Person to Person is a casual movie, it meanders and takes more pleasure in snatches of clever conversation than in plot. It also reaches for an aesthetic of a pre-digital New York, highlighting characters on a quest for rare vinyl or tracking a crime beat to a watch shop where fellas while away the day chatting idly. All of this pleasant, if not unexpected.
In a familiar conceit that lends itself well to the sprawling metropolis of New York, Person to Person shuttles us through an assortment of lives with a wide range of problems, all working themselves out over the course of a single day. No, Woody Allen didn’t write this, but writer-director Dustin Guy Defa certainly takes some cues from Allen and others, there are even hints of Christopher Guest here.
We follow Claire (Abbi Jacobson) a new (totally untrained and inexperienced) crime reporter at a local rag, as she shadows her lusty new boss, Phil (Michael Cera) on a beat. There’s a corpse and a widow and a busted watch, and a quest for the details sends the duo all over the city. Along the way, Phil shares his outlook and metal tracks from the band in which he plays base, Claire reluctantly wills herself to follow his orders and badger sources for information.
Then there’s Bene (Bene Coopersmith) and Ray (George Sample II). Bene collects and sells records and he’s hot on the trail of a rare Charlie Parker vinyl. His delight transforms to a quest for revenge when he discovers the record is a fake. In between flatfooting it to find the guy who took him for a lot of dough and a subsequent extended bicycle pursuit, he calls his pad to check on Ray, who wronged his lady love and is hiding out from her vengeful brother.
Then there’s Wendy (Tavi Gevinson), she’s meant to be spending the day with her best friend, Melanie (Olivia Luccardi), but when Melanie’s boyfriend turns up with his own (interested) pal, she finds herself an unwilling participant in a painfully transparent set-up. Unfortunately for Wendy, she doesn’t much care for other people and is prone to feeling feelings so acutely that they overwhelm her. And that’s even before the questions of sexual identity the scenario raises for her — she knows she likes girls, because she’s been with them, but boys are uncharted domain for her.
Through these base narratives, a number of other characters enter the sphere — most delightfully Philip Baker Hall as Jimmy the watch repairman and his friends, who spend an amusing aside analyzing how one of them slept with one of Frank Sinatra’s exes primarily to be able to inquire how his own skills compared.
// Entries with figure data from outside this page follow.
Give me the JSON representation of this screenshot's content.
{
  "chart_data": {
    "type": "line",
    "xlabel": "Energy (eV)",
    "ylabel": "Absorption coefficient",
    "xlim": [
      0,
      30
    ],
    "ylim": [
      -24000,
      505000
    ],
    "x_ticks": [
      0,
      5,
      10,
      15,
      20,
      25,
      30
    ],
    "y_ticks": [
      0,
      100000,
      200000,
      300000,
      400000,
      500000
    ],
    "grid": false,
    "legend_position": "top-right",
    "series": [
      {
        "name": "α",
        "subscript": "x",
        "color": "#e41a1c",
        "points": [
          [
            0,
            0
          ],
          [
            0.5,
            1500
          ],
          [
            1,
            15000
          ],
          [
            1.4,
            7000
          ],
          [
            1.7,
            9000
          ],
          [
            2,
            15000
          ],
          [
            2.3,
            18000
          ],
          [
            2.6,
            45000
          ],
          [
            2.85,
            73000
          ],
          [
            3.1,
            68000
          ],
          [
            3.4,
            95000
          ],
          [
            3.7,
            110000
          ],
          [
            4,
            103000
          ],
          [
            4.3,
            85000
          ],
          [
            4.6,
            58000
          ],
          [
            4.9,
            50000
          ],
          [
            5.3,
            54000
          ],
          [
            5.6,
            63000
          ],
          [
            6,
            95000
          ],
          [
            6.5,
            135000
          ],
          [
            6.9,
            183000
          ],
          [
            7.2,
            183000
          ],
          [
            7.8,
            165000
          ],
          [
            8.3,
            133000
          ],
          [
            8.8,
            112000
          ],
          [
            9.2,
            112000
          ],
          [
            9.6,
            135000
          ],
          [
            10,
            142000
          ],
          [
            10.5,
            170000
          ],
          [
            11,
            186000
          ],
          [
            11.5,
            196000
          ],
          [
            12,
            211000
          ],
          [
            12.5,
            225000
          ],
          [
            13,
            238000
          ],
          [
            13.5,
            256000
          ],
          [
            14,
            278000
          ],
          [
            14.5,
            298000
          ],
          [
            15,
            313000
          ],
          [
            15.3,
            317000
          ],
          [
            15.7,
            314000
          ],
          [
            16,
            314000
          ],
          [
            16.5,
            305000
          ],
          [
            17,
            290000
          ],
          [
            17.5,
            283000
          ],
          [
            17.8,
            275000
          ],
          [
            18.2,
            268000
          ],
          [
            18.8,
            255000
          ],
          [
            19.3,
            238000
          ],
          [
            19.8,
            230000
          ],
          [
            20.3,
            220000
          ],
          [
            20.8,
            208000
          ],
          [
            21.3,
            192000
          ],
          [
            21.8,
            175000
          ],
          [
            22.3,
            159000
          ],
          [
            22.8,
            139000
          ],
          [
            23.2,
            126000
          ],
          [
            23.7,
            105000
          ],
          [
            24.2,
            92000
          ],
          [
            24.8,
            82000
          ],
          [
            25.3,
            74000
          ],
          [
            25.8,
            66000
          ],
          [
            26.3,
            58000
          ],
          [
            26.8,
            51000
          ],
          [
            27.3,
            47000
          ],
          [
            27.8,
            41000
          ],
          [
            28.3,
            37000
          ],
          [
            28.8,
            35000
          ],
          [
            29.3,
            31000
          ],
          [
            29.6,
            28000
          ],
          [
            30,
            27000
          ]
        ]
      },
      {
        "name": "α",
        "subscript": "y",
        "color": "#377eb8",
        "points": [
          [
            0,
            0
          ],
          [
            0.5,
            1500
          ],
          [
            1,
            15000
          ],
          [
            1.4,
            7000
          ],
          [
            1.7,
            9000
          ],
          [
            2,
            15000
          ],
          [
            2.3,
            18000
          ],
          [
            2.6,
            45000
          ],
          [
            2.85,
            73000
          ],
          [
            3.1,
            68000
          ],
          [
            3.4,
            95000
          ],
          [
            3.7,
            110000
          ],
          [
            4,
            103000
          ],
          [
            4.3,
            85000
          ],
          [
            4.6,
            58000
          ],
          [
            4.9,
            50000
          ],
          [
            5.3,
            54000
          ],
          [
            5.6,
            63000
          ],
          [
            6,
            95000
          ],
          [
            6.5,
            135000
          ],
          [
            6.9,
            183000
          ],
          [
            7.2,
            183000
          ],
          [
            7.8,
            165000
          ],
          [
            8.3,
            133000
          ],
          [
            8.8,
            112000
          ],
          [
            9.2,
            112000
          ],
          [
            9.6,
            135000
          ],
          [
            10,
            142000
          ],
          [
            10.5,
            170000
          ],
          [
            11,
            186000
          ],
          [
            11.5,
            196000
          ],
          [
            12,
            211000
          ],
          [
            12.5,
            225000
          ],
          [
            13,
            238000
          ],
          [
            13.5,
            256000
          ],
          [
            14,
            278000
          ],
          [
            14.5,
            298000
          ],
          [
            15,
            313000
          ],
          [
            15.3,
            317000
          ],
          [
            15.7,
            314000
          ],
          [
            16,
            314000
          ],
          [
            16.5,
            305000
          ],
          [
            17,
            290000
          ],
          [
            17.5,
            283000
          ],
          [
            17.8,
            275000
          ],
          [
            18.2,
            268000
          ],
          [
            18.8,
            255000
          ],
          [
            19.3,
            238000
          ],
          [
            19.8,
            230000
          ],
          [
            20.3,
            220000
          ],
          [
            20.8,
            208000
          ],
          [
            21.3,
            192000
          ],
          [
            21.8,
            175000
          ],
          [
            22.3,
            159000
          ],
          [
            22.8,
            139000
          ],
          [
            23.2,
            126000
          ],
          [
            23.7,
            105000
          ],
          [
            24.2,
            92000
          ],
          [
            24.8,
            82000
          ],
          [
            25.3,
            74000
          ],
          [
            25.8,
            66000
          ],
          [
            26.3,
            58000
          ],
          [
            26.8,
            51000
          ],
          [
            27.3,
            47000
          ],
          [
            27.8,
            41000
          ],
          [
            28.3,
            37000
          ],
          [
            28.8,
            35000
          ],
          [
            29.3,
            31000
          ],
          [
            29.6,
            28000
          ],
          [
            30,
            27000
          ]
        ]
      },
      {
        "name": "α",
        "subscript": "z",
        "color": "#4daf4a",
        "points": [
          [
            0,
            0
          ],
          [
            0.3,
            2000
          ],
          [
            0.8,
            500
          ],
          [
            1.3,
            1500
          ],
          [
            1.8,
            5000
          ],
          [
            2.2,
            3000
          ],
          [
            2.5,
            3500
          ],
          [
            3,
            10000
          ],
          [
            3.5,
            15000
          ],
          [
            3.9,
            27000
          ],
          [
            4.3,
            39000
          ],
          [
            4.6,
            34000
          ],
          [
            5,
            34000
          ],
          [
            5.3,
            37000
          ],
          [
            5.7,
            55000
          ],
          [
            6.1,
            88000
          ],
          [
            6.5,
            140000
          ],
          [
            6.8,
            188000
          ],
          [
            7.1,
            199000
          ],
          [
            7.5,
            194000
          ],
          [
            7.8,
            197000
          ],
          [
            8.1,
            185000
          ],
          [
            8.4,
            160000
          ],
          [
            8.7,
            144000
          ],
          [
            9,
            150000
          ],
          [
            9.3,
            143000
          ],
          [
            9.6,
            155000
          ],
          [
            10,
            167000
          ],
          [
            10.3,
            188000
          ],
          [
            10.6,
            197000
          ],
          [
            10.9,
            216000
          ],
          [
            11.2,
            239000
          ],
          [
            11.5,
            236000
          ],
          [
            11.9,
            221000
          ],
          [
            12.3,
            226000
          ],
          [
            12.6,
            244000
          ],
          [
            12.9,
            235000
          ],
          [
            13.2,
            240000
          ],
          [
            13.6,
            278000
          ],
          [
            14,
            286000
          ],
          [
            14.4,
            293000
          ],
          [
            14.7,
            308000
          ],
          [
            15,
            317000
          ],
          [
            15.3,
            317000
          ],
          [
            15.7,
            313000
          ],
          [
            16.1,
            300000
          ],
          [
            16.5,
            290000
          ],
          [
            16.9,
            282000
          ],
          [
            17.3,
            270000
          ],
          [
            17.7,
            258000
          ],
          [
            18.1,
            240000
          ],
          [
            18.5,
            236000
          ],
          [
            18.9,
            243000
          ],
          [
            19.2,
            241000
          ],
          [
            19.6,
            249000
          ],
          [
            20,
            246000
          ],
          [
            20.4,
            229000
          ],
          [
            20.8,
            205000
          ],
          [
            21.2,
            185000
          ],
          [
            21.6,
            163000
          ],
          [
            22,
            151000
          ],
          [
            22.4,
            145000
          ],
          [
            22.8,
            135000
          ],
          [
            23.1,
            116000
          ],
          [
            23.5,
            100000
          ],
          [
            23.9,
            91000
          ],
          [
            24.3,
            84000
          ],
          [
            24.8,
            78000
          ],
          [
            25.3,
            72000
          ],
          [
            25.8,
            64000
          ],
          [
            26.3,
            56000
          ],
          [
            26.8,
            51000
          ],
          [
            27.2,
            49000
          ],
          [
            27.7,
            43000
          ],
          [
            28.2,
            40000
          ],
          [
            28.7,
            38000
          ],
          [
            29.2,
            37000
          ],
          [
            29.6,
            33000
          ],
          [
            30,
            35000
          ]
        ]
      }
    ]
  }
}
It is in such moments that Person to Person is most delightful. And though Jacobson’s pitch perfect reactions to Cera’s awkward advances are source of much humor and Bene’s ludicrous, dogged bike pursuit earns plenty of laughs, it’s the storyline with relative newcomer Tavi Gevinson — who founded Rookie by the way — that proves to be the most uproarious and compelling trajectory in the film. Gevinson’s complex and wry performance stands out from the ensemble and she practically radiates star power. If Defa is so inclined, a whole movie starring Wendy and her pals would be a welcome spinoff.
Person to Person is uneven — with storylines sometimes losing interest and very low stakes for all of the characters — but it is frequently hilarious and quirkily charming. As loosely plotted films that follow random bunches of people around go, this is quite a good one.